By Friday Simbaya recently in Njombe
Tanzania needs to increase focus on industrialization and agriculture investment in order to improve food security for the citizens, WWF Tanzania’s Country Director said.
Dr. Amani Ngusaru said recently that the vibrant agriculture sector not only feeds the people, it creates jobs, it generates wealth and it will keep people on the land.
He said the key to poverty eradication, high unemployment rates and overdependence on exports of primary products that underdeveloped nations are facing lies in scaling up of the agriculture and industrialization agenda.
He made the disclosure on Friday during the WWF - Ruaha Water Program-SWAUM exit workshop held in Njombe Region.
WWF in collaboration with Care International is intending to implement Intensive Farming (IF) project in some parts of the country including Iringa, Morogoro and Coast regions but the focus will be the Southern Agricultural Growth Corridor of Tanzania (SAGCOT).
He said when agriculture and industrialization is in full swing, it creates a demand for specialized skills and increased labour demand which can be addressed through emerging industries that are a result of growth in the manufacturing sector.
He said industrialization drive of current government will create new markets and linkages, promoting supporting industries which will in turn contribute to Tanzania’s economic growth.
However, the WWF country director is calling on researchers, scientists and developers to create weather and climate center to help farmers plan for the future and to educate the public about the vulnerability of climate change.
He said that this effort will help give communities and farmers across the country the information and tools they need to plan for current and future climate impacts.
He said farmers are confused because they don’t when the rains are coming, they don't know when to cultivate and to plant, but with the investment in climate data initiative (CDI), it will help them to plan for current and future climate impacts.
So, agricultural intensification and mechanization system is aimed to maximize yields from available land through various means, such as use of pesticides and chemical fertilizers.
However, WWF Tanzania has been working in the Great Ruaha River catchment (GRRC) with a focus on promoting and improving integrated water resources management since 2002.
Throughout the intervening period however the once perennial Great Ruaha River (GRR) has run dry in the dry season for progressively longer periods.
Throughout the period 2011-2016 WWF Tanzania has been piloting the SWAUM programme – Sustainable Water Access, Use and Management.
SWAUM was explicitly framed and designed to address a situation – shortfalls in water governance in the GRR catchment – that was understood to be ‘complex’ (i.e. widespread conflicts and disagreements, knowledge gaps and uncertainties, and weak organizational capacity).
“…has sought to identify and address the institutional constraints, within and between both formal organizations and local communities,” he said.
Lack of awareness or acknowledgment of these strategic constraints, and of any commensurate response, considerably weakened or undermined the effectiveness and potential sustainability of earlier management and technical initiatives.

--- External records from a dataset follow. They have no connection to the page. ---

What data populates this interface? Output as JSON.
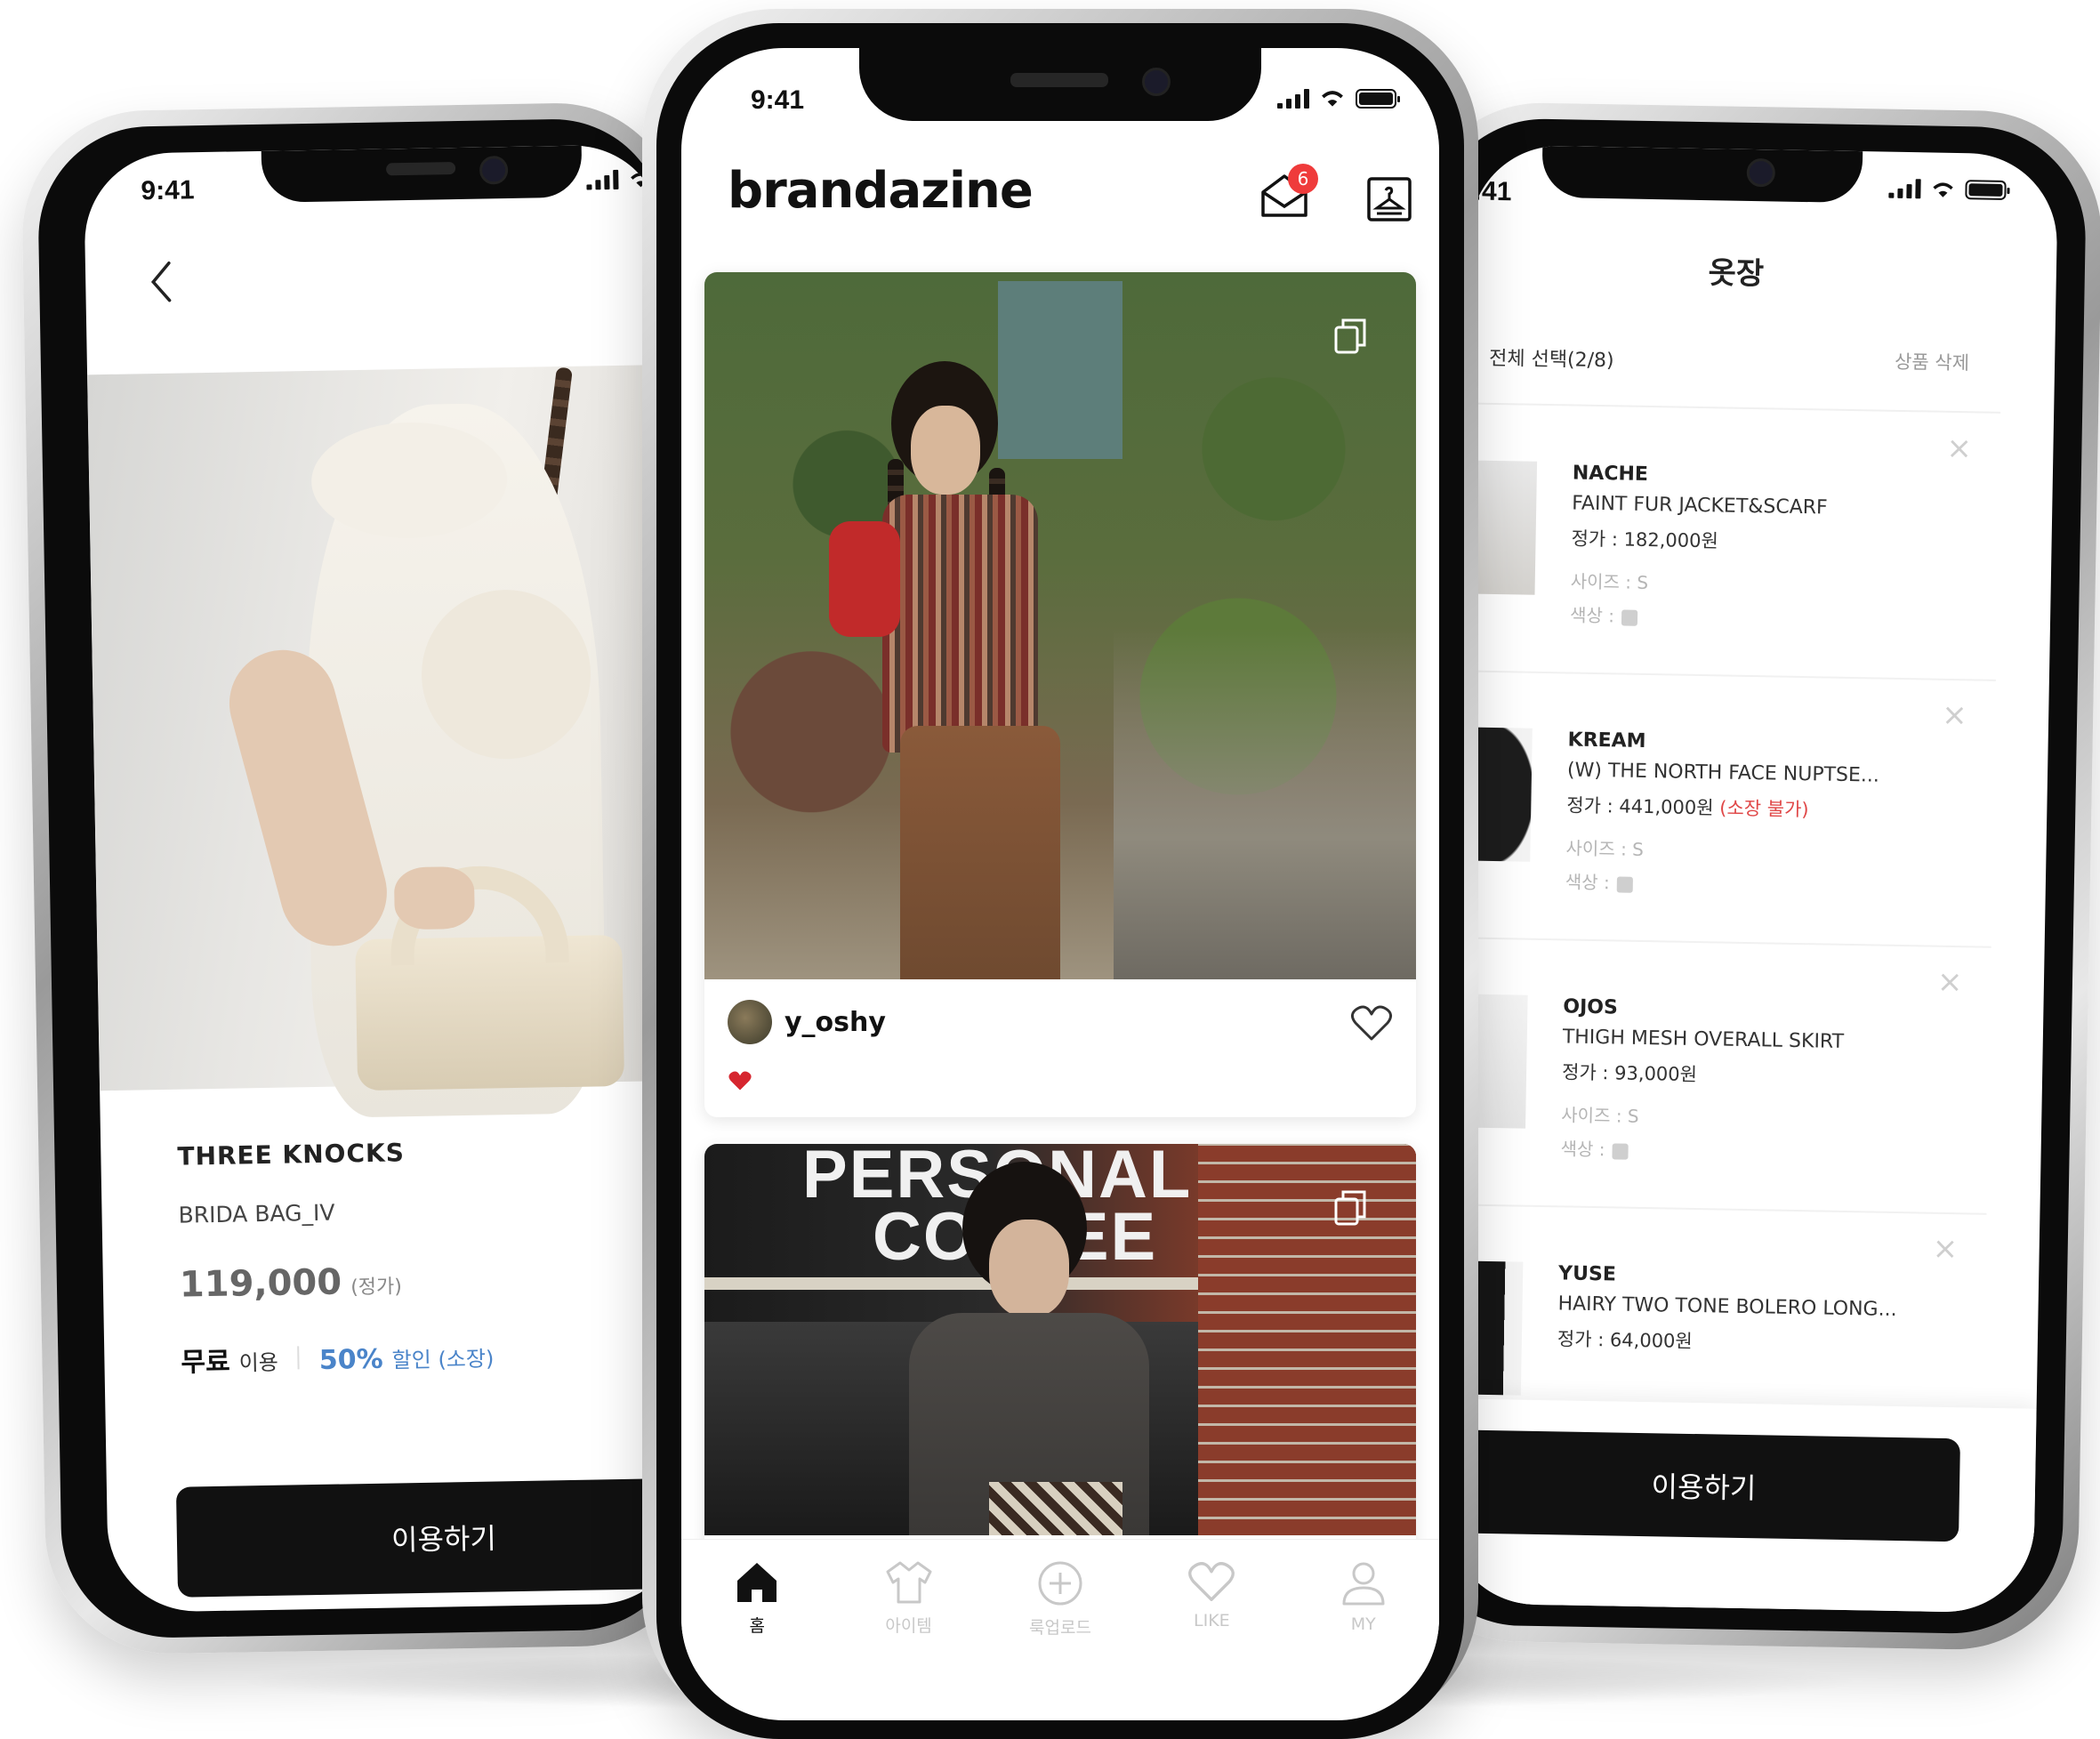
{
  "left_phone": {
    "time": "9:41",
    "brand": "THREE KNOCKS",
    "product": "BRIDA BAG_IV",
    "price": "119,000",
    "price_note": "(정가)",
    "free_label": "무료",
    "use_label": "이용",
    "discount": "50%",
    "discount_label": "할인 (소장)",
    "cta": "이용하기"
  },
  "center_phone": {
    "time": "9:41",
    "logo": "brandazine",
    "notification_count": "6",
    "post1": {
      "username": "y_oshy"
    },
    "post2": {
      "sign_line1": "PERSONAL",
      "sign_line2": "COFFEE"
    },
    "tabs": [
      {
        "label": "홈",
        "icon": "home-icon"
      },
      {
        "label": "아이템",
        "icon": "shirt-icon"
      },
      {
        "label": "룩업로드",
        "icon": "plus-circle-icon"
      },
      {
        "label": "LIKE",
        "icon": "heart-icon"
      },
      {
        "label": "MY",
        "icon": "user-icon"
      }
    ]
  },
  "right_phone": {
    "time": "9:41",
    "title": "옷장",
    "select_all": "전체 선택(2/8)",
    "delete": "상품 삭제",
    "items": [
      {
        "brand": "NACHE",
        "name": "FAINT FUR JACKET&SCARF",
        "price": "정가 : 182,000원",
        "unavailable": "",
        "size": "사이즈 : S",
        "color": "색상 :"
      },
      {
        "brand": "KREAM",
        "name": "(W) THE NORTH FACE NUPTSE...",
        "price": "정가 : 441,000원",
        "unavailable": "(소장 불가)",
        "size": "사이즈 : S",
        "color": "색상 :"
      },
      {
        "brand": "OJOS",
        "name": "THIGH MESH OVERALL SKIRT",
        "price": "정가 : 93,000원",
        "unavailable": "",
        "size": "사이즈 : S",
        "color": "색상 :"
      },
      {
        "brand": "YUSE",
        "name": "HAIRY TWO TONE BOLERO LONG...",
        "price": "정가 : 64,000원",
        "unavailable": "",
        "size": "",
        "color": ""
      }
    ],
    "cta": "이용하기"
  },
  "colors": {
    "accent_blue": "#4a84c9",
    "badge_red": "#ef3b3b",
    "warning_red": "#e04848"
  }
}
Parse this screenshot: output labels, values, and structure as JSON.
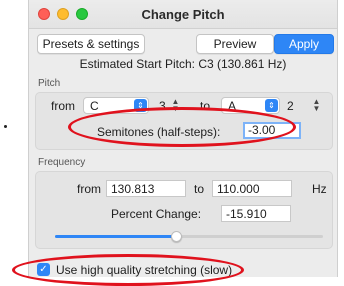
{
  "window": {
    "title": "Change Pitch"
  },
  "toolbar": {
    "presets_label": "Presets & settings",
    "preview_label": "Preview",
    "apply_label": "Apply"
  },
  "estimated_start_pitch": "Estimated Start Pitch: C3 (130.861 Hz)",
  "pitch": {
    "section_label": "Pitch",
    "from_label": "from",
    "from_note": "C",
    "from_octave": "3",
    "to_label": "to",
    "to_note": "A",
    "to_octave": "2",
    "semitones_label": "Semitones (half-steps):",
    "semitones_value": "-3.00"
  },
  "frequency": {
    "section_label": "Frequency",
    "from_label": "from",
    "from_value": "130.813",
    "to_label": "to",
    "to_value": "110.000",
    "unit": "Hz",
    "percent_label": "Percent Change:",
    "percent_value": "-15.910",
    "slider_value_fraction": 0.45
  },
  "options": {
    "high_quality_label": "Use high quality stretching (slow)",
    "high_quality_checked": true
  },
  "colors": {
    "accent": "#2e86f6",
    "annotation": "#e0121d"
  }
}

SWAUM’s empirical findings are that there are systemic shortcomings in aspects of integration critical to the governance system – the ‘critical dimensions of integration’ (CDIs) – and given the continuing deference to IWRM as the governance model in the Rufiji Basin IWRMD Plan.
It is said that unless these shortcomings are addressed, the pattern of governance failure will not be broken, nor the associated drying of the GRR reversed.